Ik erken dat in enkele gevallen de termijn van zes weken niet haalbaar is gebleken. Ik verwacht binnenkort het rapport en de beleidsreactie aan uw Kamer aan te bieden. De vertraging heeft overigens niet verhinderd dat er mede naar aanleiding van het rapport reeds acties ter verbetering zijn genomen.

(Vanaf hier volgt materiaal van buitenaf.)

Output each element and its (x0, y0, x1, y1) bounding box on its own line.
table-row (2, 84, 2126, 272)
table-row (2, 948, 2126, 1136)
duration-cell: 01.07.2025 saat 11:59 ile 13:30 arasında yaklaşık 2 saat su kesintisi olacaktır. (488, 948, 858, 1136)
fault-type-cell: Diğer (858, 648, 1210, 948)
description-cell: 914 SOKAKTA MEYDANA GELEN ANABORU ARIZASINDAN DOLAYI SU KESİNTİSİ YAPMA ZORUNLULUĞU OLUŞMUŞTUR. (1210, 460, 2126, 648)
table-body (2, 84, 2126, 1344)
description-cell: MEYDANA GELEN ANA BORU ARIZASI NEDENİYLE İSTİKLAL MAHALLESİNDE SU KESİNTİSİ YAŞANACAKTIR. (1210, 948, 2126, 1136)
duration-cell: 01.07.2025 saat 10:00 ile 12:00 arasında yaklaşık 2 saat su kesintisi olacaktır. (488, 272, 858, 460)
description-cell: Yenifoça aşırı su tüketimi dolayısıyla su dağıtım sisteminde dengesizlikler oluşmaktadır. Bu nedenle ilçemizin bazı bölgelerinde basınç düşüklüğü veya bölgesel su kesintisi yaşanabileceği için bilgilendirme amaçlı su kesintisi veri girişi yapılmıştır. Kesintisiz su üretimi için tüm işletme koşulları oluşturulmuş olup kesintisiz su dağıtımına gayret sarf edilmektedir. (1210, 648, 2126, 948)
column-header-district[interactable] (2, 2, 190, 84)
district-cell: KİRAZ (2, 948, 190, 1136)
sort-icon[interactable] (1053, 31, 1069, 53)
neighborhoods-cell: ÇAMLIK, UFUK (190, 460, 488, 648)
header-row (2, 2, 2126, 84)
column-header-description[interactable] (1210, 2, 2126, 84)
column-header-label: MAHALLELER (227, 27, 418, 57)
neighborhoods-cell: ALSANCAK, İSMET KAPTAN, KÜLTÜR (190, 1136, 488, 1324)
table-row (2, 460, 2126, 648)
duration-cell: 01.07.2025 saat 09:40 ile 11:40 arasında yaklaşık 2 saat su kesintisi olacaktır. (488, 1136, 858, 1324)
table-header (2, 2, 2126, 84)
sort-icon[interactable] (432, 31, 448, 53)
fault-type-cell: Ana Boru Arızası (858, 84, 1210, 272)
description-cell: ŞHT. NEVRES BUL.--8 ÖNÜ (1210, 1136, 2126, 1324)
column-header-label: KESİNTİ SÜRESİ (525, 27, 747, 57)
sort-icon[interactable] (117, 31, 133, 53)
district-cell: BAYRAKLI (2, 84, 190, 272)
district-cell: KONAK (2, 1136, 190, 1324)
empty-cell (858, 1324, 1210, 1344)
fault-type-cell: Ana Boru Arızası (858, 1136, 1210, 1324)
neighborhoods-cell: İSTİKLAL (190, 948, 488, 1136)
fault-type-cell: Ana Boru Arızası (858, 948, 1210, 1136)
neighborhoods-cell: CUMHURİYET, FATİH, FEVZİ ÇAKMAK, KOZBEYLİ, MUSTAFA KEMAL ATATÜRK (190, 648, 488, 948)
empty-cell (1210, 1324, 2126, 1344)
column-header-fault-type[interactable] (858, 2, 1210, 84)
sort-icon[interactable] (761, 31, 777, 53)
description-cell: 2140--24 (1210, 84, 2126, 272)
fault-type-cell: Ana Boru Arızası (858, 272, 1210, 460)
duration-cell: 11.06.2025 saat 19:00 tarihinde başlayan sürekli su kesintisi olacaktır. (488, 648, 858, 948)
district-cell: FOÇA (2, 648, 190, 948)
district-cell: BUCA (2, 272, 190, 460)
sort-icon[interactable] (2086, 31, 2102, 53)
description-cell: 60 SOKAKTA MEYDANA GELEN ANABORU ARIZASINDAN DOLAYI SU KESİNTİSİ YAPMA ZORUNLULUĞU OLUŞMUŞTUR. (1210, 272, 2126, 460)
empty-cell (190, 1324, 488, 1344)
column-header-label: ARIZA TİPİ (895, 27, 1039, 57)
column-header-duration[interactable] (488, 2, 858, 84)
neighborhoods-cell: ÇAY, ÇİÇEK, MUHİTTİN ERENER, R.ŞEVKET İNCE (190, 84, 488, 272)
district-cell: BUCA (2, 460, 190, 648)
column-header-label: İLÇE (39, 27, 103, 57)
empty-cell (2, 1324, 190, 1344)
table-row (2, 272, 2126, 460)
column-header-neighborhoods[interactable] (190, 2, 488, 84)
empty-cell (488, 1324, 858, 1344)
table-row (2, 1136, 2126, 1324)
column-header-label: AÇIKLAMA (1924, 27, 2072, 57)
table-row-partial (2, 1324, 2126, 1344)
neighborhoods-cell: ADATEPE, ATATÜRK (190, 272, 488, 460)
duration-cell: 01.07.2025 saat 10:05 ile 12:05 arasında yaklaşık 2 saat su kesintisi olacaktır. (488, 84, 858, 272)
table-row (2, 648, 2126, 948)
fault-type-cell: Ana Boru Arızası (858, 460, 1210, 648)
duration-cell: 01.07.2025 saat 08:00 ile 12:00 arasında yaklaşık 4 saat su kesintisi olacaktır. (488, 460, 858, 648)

Bij de handhaving van natuur- en milieuwetgeving constateert de Raad dat de samenwerking tussen de openbare lichamen en natuurbeschermingsorganisaties enerzijds en de politie en het openbaar ministerie anderzijds versterkt zou moeten worden. Terwijl de openbare lichamen inmiddels over BavPol-capaciteit beschikken, zou deze in de praktijk nog onvoldoende worden ingezet.

De vertegenwoordigers van de openbare lichamen, OM en politie zijn gestart met de afstemming van hun inzet op het terrein van milieuhandhaving. De openbare lichamen werken aan overzichten van de relevante regelgeving. Voorts wordt handhaving van die natuur- en milieuregelgeving opgenomen in de handhavingsarrangementen Buitengewoon agent van politie.

De handhavingsarrangementen zijn mede een uitvloeisel van het door de ministeries van LNV en IenW opgestelde natuur- en milieubeleidsplan voor Caribisch Nederland voor de periode 2020–2030.4 In dit plan wordt ook aandacht besteed aan handhaving. Op dit moment werkt het Ministerie van LNV, samen met de openbare lichamen van Bonaire, Sint Eustatius en Saba, aan eilandelijke natuurplannen en milieuprogramma’s.

Ik dank de Raad voor zijn inspanningen en bevindingen en kijk uit naar de resultaten van het grootschalige monitoringsonderzoek waarmee de Raad in 2020 zal komen.

De Minister van Justitie en Veiligheid, F.B.J. Grapperhaus


X Noot
1

Raadpleegbaar via www.tweedekamer.nl.

X Noot
2

Artikel 33 Rijkswet Raad voor de rechtshandhaving.

X Noot
3

Kamerstuk 28 345, nr. 232 en Kamerstuk 28 638, nr. 180

X Noot
4

Dit plan is op 24 april jl. naar uw Kamer gestuurd (Kamerstukken 33 576 en 26 407, nr. 190).